From Jeremy and Corbyn, Chapter Six – order now on Kindle
Both Jeremy and Corbyn were shocked by the booing the other candidates had received upon refusing to criticise the benefit cuts. Corbyn disagreed with them, of course, but he could not condone such treatment. After all, they were only stating what they absolutely believed in.
Even their insane support for weapons of mass destruction, Britain’s ‘Trident’ nuclear submarine system, did not warrant the hisses and calls of ‘Shame!’ according to Corbyn. There was no need for unkindness in politics, and all the unnecessary fall-out that accompanied such behaviour.
Returning by train from Stevenage, Corbyn revealed to Jeremy his anxiety that the media would use the behaviour of his supporters against the campaign. Jeremy offered no sympathy. In fact, he had found the whole affair most refreshing.
‘It’s not as if you planted them there, old boy. It was the honest reaction of the audience.’
‘It was unhelpful. If our supporters behave like that, how can we reach out to Andy and Yvette – even Liz – and hope to change their narrative?’
‘So you’ll support their right to say whatever they want, but you won’t do the same for your supporters?’
Jeremy recalled with glee the look on their faces when the booing had begun. Tactfully, he omitted to mention the same look he had seen written across on his friend’s face.
‘Every time something like that happens,’ said Corbyn, ‘it just pushes them away from us. If we want to get through to them, we need to demonstrate a new politics, a kinder politics. Perhaps in that way we can help make them understand that the left isn’t so bad; that it isn’t so childish and unreasonable as some… on the left, would lead them to believe.’
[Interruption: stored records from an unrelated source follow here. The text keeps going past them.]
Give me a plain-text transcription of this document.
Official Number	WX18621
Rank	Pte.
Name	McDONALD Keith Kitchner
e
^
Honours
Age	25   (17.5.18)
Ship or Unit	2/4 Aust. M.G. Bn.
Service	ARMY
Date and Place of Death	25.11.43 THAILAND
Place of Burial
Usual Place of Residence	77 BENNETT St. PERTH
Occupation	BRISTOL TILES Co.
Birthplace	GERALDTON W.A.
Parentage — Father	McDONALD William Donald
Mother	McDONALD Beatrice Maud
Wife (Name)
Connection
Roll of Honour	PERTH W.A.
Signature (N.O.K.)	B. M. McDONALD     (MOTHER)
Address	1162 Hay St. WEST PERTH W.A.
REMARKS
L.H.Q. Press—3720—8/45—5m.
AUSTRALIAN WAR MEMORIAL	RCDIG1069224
Jeremy laughed about it all the way back to London, mistaking Corbyn’s earnest misgivings for irony. But Corbyn only sulked.
Toward the journey’s end, Jeremy straightened up and told his friend that he mustn’t be so sensitive. With genuine concern, Jeremy said he would be mad to go through the next three months worrying about what the media thought:
‘We’ve thirty years of transgression on our permanent record,’ he said. ‘They’re hardly going to make us head boy!
‘You say we need a new, kinder politics, and that we need to shift the “moral narrative”, all that nonsense you pick up off Diane, no doubt.’ Corbyn wrinkled his nose.
Well, that’s the first time I’ve been to a Labour hustings and heard booing… no, I’m serious this time. Those people who booed today did so because of you – it’s not a bad thing!
‘Forget the new, kinder politics. That was a new kind of politics. It was angry, frustrated, demanding real answers. You were the reference point. You were like the rod around which the solution crystallised.’
Corbyn did not answer. He was not sure he wanted to be a rod. Neither was he sure he that he wanted a solution crystallising around him.
In any case, they were agreed on one point: the nuclear question. Corbyn admitted that the other candidates were quite insane, and Jeremy conceded that, nonetheless, it was still a point of view.